Not to be outdone by Hubble, ground based astronomers have found a way to combat atmospheric turbulence, or “bad seeing” as we term it: It’s called adaptive optics. Ever see those time-lapse videos of the Keck and other observatories shine lasers skyward. These are tuned to the wavelength that excites sodium atoms in the atmosphere above 50 kilometers to produce an artificial star. By deforming the telescope mirror or mirror segments to straighten out the artificial star’s light the atmospheric seeing can be improved by a factor of 16 or better. This technique works better in the infrared whose wavelengths are longer than visible light.

Our atmosphere is relatively transparent at wavelengths that happen to be at the Sun’s peak output. That is where evolution has given us the ability to see in. However to use an acoustic analogy, we are doomed to hear the cosmic symphony by listening to a single octave on a piano that stretches in a mile in either direction from middle C.

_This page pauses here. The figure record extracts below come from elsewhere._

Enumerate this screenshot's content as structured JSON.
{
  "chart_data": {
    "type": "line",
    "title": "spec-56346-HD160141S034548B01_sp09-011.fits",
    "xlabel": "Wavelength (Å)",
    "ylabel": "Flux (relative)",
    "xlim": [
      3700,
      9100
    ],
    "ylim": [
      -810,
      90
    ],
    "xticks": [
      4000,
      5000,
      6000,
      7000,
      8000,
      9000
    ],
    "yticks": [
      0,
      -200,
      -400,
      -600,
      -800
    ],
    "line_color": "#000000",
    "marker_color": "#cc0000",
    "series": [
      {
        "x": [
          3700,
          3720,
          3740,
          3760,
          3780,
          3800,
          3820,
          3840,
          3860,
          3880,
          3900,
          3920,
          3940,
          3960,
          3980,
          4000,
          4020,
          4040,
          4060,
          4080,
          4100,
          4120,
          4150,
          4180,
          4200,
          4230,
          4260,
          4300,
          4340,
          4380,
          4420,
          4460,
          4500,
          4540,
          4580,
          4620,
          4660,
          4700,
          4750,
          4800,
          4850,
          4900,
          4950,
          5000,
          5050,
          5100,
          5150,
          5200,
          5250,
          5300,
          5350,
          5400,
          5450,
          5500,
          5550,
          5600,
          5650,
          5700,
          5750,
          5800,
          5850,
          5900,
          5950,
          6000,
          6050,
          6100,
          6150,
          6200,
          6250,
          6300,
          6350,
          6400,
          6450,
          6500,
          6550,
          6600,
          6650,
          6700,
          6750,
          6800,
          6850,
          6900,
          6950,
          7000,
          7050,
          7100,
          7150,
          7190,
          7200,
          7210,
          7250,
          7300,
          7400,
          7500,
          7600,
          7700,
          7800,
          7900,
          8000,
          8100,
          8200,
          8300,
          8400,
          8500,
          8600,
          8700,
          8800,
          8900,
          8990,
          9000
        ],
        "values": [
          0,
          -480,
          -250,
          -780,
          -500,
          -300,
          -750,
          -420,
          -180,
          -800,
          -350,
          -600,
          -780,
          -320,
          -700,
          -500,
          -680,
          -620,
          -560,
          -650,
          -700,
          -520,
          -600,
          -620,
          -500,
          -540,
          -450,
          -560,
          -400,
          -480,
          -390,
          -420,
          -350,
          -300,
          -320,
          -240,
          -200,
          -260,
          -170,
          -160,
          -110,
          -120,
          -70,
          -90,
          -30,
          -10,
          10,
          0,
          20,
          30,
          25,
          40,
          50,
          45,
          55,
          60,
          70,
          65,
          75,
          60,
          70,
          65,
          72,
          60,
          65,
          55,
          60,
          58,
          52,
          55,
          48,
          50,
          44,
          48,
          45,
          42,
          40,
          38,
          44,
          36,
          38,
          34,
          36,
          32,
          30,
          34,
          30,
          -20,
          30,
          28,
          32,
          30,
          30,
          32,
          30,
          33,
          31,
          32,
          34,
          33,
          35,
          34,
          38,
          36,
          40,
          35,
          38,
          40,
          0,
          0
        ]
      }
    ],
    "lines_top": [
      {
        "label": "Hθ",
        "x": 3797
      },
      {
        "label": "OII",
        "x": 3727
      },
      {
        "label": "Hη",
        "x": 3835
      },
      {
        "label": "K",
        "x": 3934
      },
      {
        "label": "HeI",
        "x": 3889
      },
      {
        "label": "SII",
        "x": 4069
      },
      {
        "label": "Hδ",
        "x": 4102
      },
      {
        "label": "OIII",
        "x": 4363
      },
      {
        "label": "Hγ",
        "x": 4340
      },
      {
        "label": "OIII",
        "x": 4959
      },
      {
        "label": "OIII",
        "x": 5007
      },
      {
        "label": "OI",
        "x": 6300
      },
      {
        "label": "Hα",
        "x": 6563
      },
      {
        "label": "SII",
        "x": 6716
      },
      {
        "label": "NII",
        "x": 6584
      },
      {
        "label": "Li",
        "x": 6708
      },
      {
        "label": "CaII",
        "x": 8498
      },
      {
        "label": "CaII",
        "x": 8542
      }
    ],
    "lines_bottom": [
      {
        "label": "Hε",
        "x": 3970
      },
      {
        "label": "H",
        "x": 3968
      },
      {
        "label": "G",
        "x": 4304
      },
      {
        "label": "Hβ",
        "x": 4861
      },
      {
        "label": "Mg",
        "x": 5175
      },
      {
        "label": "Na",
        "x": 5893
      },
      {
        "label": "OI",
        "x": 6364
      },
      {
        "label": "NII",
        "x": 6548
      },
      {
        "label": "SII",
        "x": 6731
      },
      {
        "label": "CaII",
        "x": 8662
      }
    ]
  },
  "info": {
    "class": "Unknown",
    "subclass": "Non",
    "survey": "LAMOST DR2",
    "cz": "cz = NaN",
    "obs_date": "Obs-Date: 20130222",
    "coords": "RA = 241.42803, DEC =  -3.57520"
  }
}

In 1975 radio astronomy was beginning to work with multiple telescopes to produce radio interferometers that spanned the continent to produce the effect of a single telescope of the width of the array of many telescopes. These arrays have now spanned oceans, and even into space. These interferometers rival and surpass the resolution of optical telescopes. A prime goal is to resolve the black hole in the center of the Milky Way, something that can’t be seen invisible light, which can’t penetrate the gas and dust along the 26,000 light year path to the center of our galaxy.

Today there are neutrino telescopes underground, X-ray telescopes and Gamma Ray telescopes orbiting the Earth, an armada of spacecraft orbiting and studying the Sun. Also techniques and instruments have been refined, so that when once the idea of detecting planets around other stars was thought to be a dream for the future, we’ve been discovering them by the thousands over the last 20 years. Even amateur astronomers can do it now.

In the 45 seconds I have to devote to astronomical topics after the sunrise, sunset and lunar phase information in an Ephemeris program I cannot delve deeply into the wonders that modern astronomy brings. But I can give a taste, and provide the key to the heavens to just go out and experience the wonder of the universe that is the night sky as seen from our own back yards.

* I forgot about BTA-6 in the Caucasus Mountains in the then Soviet Union, a 6 meter telescope that saw first light in late 1975, so I guess I was still correct on the Ephemeris launch date.  It has a history of problems and was never really able to fulfill its promise for a number of reasons.  It beat out the Hale telescope by 38 inches.  It did pioneer the alt-azimuth mount that all large telescopes now use.

** Correction (June 4):  These are the corrected times.  I was an hour too late.   Thanx and a tip of the old observers cap to Emmett Holmes for the heads up.